Neuerungen ergeben sich zum jetzigen Zeitpunkt aus dem Umsetzungsgesetz im Zusammenspiel mit der neuen Verordnung zur BSI-Kritisverordnung. Geregelt wird auch der Umgang „digitaler Dienste“. Die geforderten Klarstellungen sind jedoch im Umsetzungsgesetz und auch im 2. Korb der BSI-Kritisverordnung nicht enthalten. Der Gesetzgeber verweist hier auf zukünftige, noch ausstehende Rechtsakte der EU-Kommission, die in den nächsten Monaten für weitere Detaillierungen sorgen sollen. Zum jetzigen Zeitpunkt folgt man den Vorgaben und zudem auch der Definition der NIS-Richtlinie, womit die nachfolgenden Kategorien als „digitale Dienste“ verstanden werden:

  • Online-Marktplätze
  • Online-Suchmaschinen
  • Cloud-Computing-Dienste

Betroffene Unternehmen müssen folgende Punkte beim Schutz der IT-Infrastrukturen und –Systeme in Zukunft besonders berücksichtigen:

  • der Sicherheit der Systeme und Anlagen,
  • der Erkennung, Analyse und Eindämmung von Sicherheitsvorfällen (SIM),
  • dem Betriebskontinuitätsmanagement (BCM),
  • der Überwachung, Überprüfung und Erprobung,
  • der Einhaltung internationaler Normen.

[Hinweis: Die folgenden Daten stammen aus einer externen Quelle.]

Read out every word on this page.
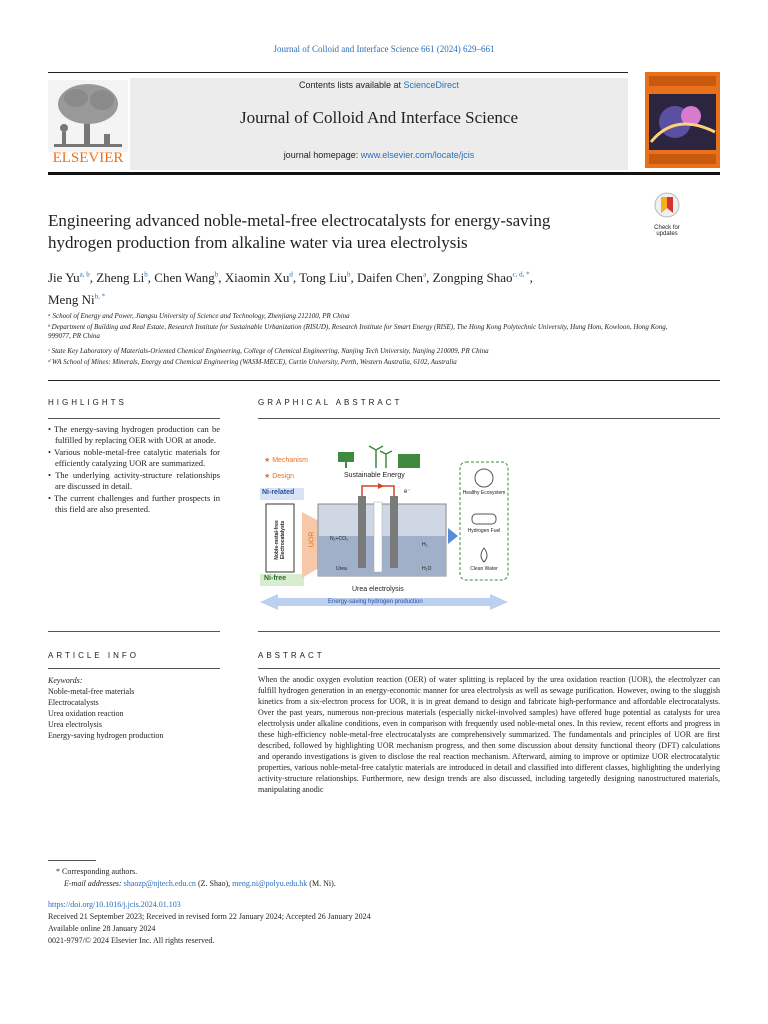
Journal of Colloid and Interface Science 661 (2024) 629–661
ELSEVIER
Contents lists available at ScienceDirect
Journal of Colloid And Interface Science
journal homepage: www.elsevier.com/locate/jcis
Engineering advanced noble-metal-free electrocatalysts for energy-saving hydrogen production from alkaline water via urea electrolysis
Check for updates
Jie Yu$^{a, b}$, Zheng Li$^b$, Chen Wang$^b$, Xiaomin Xu$^d$, Tong Liu$^b$, Daifen Chen$^a$, Zongping Shao$^{c, d, *}$,
Meng $Ni^{b, *}$
ᵃ School of Energy and Power, Jiangsu University of Science and Technology, Zhenjiang 212100, PR China
ᵇ Department of Building and Real Estate, Research Institute for Sustainable Urbanization (RISUD), Research Institute for Smart Energy (RISE), The Hong Kong Polytechnic University, Hung Hom, Kowloon, Hong Kong, 999077, PR China
ᶜ State Key Laboratory of Materials-Oriented Chemical Engineering, College of Chemical Engineering, Nanjing Tech University, Nanjing 210009, PR China
ᵈ WA School of Mines: Minerals, Energy and Chemical Engineering (WASM-MECE), Curtin University, Perth, Western Australia, 6102, Australia
HIGHLIGHTS

• The energy-saving hydrogen production can be fulfilled by replacing OER with UOR at anode.

• Various noble-metal-free catalytic materials for efficiently catalyzing UOR are summarized.

• The underlying activity-structure relationships are discussed in detail.

• The current challenges and further prospects in this field are also presented.

GRAPHICAL ABSTRACT
★ Mechanism
★ Design	Sustainable Energy
Ni-related
Ni-free
Noble-metal-free Electrocatalysts	UOR
e⁻
N₂+CO₂
Urea
H₂
H₂O
Urea electrolysis
Energy-saving hydrogen production
Healthy Ecosystem
Hydrogen Fuel
Clean Water
ARTICLE INFO
Keywords:
Noble-metal-free materials
Electrocatalysts
Urea oxidation reaction
Urea electrolysis
Energy-saving hydrogen production
ABSTRACT
When the anodic oxygen evolution reaction (OER) of water splitting is replaced by the urea oxidation reaction (UOR), the electrolyzer can fulfill hydrogen generation in an energy-economic manner for urea electrolysis as well as sewage purification. However, owing to the sluggish kinetics from a six-electron process for UOR, it is in great demand to design and fabricate high-performance and affordable electrocatalysts. Over the past years, numerous non-precious materials (especially nickel-involved samples) have offered huge potential as catalysts for urea electrolysis under alkaline conditions, even in comparison with frequently used noble-metal ones. In this review, recent efforts and progress in these high-efficiency noble-metal-free electrocatalysts are comprehensively summarized. The fundamentals and principles of UOR are first described, followed by highlighting UOR mechanism progress, and then some discussion about density functional theory (DFT) calculations and operando investigations is given to disclose the real reaction mechanism. Afterward, aiming to improve or optimize UOR electrocatalytic properties, various noble-metal-free catalytic materials are introduced in detail and classified into different classes, highlighting the underlying activity-structure relationships. Furthermore, new design trends are also discussed, including targetedly designing nanostructured materials, manipulating anodic
* Corresponding authors.
E-mail addresses: shaozp@njtech.edu.cn (Z. Shao), meng.ni@polyu.edu.hk (M. Ni).
https://doi.org/10.1016/j.jcis.2024.01.103
Received 21 September 2023; Received in revised form 22 January 2024; Accepted 26 January 2024
Available online 28 January 2024
0021-9797/© 2024 Elsevier Inc. All rights reserved.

Zusätzliche Anforderungen ergeben sich über alle Bereiche hinweg bei den Meldepflichten, wobei ab einer bestimmten Beeinträchtigungsstufe zukünftig alle verantwortlichen IT-Störungen gemeldet werden müssen. Erhebliche Störungen der IT-Infrastruktur sind etwa dann zu melden, wenn ein Ausfall der Anlage droht. KRITIS Betreiber treffen zudem erweiterte Nachweispflichten. Das BSI kann derzeit die KRITIS Betreiber nur dann überprüfen, sofern Mängel nachgewiesen werden. Nach Artikel 15 der NIS-Richtlinie kann das BSI KRITIS-Betreiber auch dann überprüfen, wenn keine konkreten Mängel nachgewiesen wurden. Das nationale Umsetzungsgesetz fordert deshalb, dass Audits, Prüfungen oder Zertifizierungen zwecks Nachweis jederzeit vorgelegt werden können. Informationssicherheitsmanagement-Systeme (ISMS) dürften hier nach wie vor eine gute Grundlage darstellen, um routinemäßige (interne) Prüfprozesse zu implementieren, mit deren Hilfe man stets auskunftsfähig ist. Im Zuge der neuen Befugnisse des BSI sind nämlich auch Kontrollbesuche der Behörde möglich (ähnlich der datenschutzrechtlichen Aufsichtsbehörde). Außerdem soll die operative Gefahrenabwehr zentraler Bestandteil des BSI werden, indem die lange vorgesehenen Mobile Incident Response Teams geschaffen werden (siehe CSIRTs nach NIS-Richtlinie). Hiernach kann das BSI in besonders schweren Fällen („herausgehobene Fälle“) erstmals selbst aktiv tätig werden und z.B. ein Krankenhaus bei der Wiederherstellung der IT-Infrastruktur unterstützen oder technische Vor-Ort-Beratung eines Energiebetreibers anbieten, der von einer Schadsoftware à la WannaCry betroffen ist.